Tuesday, June 19, 2018

Traffic Jams

We have been paying some attention, whilst holidaying here in lovely Gozo, to the many and various ways the M5 south through Somerset can find to get itself closed. Caravans overturn weekly throughout the summer but there do seem to have been some vehicle fires and load spillages adding to what we call normal in the south-west. This allows the rest of the country to describe it as holiday chaos even more readily than usual.

I have often joked about Gozitan drivers. What does a give-way sign mean? Nothing. What should you conclude if a vehicle is indicating right? Nothing. What does a pedestrian crossing signify? Nothing. How big a gap can a tower crane driver negotiate in the rush hour? 0.001mm as long as you pull your wing mirrors in quickly. In effect that means less than nothing until you increase it.

You don't let vehicles out, they barge in. The person who chickens should not offer a friendly wave but a resignation of defeat.

So, from time to time (and I am pretty brave now) I stop for another car to come through a gap only to be overtaken by a vehicle behind me unprepared to wait and then taking six times as long to pass the other car as it would have taken my car using my scheme.

On Monday the ultimate consequence of this took place. Our rented farmhouse is at the residential end of a narrow street and the road winds on down behind us in a single track with sharp bends and passing places. We were sitting by the pool reading when the level of noise from the street outside grew steadily. After a while we took to the flat roof (a common feature in such properties) to observe. There were two queues of traffic stretching for 400 yards in both directions and in the middle two vehicles bonnet to bonnet, almost touching. Alongside one of these two was a taxi, pulled in to the side of the road.

We surmise that the taxi had pulled over (and if a taxi driver chickens here you know there is a reason, they never blink) and the vehicle behind had overtaken only to be confronted by another car head on with no room to pass. None of the vehicles who arrived at the developing queue, clearly visible from Space after a while, left any space for others to reverse or manoeuvre. After a few minutes people were on their phones calling friends and telling them to avoid the scene.

In the midst of this George, a local taxi driver we know, shouted from the road that he was here to take us to the ferry. Our reply 'We're here another week' was probably taken as a comment on the likelihood of a car ever getting away rather than the truth that he was here a week early.

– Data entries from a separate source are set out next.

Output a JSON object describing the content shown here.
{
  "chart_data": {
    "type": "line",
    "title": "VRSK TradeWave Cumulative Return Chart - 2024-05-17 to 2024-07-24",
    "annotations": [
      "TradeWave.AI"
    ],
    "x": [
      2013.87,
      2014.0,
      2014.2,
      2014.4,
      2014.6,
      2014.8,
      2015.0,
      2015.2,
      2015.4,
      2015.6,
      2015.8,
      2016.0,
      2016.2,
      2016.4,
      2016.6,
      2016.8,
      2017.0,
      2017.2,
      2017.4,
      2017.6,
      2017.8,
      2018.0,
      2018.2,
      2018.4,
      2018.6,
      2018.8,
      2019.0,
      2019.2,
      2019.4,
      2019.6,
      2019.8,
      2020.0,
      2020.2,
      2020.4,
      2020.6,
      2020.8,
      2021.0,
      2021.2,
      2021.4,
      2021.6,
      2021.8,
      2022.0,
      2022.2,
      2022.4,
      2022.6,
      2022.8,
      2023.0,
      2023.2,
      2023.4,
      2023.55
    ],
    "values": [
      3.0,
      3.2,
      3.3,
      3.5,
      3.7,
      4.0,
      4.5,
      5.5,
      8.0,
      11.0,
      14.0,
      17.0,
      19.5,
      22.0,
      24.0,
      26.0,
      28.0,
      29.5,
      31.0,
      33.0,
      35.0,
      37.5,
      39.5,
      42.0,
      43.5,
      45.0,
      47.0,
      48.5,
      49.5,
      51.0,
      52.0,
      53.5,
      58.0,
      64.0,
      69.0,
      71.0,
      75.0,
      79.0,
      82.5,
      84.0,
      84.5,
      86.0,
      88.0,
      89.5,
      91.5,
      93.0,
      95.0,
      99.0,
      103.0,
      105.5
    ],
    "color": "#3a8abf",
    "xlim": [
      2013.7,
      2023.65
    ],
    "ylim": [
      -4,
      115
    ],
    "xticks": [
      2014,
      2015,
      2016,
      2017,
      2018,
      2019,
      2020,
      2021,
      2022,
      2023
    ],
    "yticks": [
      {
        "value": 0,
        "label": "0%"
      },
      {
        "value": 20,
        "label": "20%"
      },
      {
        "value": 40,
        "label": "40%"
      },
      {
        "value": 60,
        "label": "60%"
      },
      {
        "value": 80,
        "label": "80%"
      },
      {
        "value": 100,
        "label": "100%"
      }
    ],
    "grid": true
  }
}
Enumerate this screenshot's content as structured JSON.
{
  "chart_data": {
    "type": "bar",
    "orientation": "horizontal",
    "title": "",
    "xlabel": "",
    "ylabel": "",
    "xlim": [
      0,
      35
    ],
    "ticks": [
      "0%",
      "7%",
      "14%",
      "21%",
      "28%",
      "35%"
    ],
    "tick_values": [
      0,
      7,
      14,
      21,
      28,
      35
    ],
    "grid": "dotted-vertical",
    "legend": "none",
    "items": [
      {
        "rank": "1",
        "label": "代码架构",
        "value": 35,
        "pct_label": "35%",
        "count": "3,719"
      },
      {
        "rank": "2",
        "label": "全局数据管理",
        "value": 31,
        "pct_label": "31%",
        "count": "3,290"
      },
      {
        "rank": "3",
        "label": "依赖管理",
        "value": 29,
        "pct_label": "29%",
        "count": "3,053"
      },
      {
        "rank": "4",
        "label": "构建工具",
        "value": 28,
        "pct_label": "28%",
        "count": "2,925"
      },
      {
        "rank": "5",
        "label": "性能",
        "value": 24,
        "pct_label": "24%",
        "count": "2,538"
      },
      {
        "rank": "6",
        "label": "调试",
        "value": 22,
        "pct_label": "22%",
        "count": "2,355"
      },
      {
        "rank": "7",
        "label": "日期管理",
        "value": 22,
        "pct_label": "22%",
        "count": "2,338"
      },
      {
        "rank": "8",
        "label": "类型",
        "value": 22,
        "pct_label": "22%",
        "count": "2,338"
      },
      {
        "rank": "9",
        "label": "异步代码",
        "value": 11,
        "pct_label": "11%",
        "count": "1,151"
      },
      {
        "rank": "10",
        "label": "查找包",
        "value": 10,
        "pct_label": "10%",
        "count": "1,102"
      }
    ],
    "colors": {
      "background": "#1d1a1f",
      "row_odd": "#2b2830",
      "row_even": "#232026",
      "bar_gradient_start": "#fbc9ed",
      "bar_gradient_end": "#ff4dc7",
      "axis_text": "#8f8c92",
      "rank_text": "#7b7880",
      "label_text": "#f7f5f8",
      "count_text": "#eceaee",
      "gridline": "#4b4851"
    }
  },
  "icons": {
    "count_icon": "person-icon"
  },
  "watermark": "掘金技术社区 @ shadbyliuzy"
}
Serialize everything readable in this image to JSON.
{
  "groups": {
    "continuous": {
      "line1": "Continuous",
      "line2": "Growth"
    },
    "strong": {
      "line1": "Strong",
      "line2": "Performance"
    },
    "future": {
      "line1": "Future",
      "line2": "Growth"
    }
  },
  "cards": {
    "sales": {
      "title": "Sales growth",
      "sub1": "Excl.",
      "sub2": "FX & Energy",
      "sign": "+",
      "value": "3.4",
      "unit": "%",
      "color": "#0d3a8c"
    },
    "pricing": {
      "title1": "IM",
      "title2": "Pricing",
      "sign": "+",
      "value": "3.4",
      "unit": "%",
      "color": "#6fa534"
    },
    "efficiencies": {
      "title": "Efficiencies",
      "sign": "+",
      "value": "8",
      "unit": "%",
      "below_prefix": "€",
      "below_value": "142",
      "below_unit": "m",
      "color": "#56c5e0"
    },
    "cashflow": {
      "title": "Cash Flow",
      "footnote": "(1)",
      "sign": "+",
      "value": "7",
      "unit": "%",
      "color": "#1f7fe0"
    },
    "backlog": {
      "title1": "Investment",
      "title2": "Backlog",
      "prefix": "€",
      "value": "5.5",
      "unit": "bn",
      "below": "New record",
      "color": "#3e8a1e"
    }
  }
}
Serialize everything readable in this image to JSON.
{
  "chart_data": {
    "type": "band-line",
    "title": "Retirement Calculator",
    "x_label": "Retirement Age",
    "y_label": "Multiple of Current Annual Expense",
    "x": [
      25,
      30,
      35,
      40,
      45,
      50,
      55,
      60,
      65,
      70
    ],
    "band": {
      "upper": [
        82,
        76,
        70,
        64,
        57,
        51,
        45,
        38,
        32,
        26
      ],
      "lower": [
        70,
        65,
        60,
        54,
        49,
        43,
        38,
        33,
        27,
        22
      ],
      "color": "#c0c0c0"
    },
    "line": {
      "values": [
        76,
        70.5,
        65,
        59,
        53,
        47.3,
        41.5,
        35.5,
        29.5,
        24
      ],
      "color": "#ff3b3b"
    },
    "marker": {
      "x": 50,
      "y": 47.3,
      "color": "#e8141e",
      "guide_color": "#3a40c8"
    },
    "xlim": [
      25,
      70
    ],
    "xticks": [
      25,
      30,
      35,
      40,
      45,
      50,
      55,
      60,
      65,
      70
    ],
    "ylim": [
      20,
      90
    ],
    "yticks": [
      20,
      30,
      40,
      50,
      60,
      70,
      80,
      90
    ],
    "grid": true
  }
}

And then, after much gesticulating and shouting (no violence here) someone found a spare millimetre and one line of traffic made it past the other and within five minutes all was quiet and still once again. We later discovered that the road had been closed in one direction during this time apart from access for residents and businesses but every car had decided it was there to 'render a service' and had ignored the restriction.

Nailsea car-parking is a breeze folks. A breeze.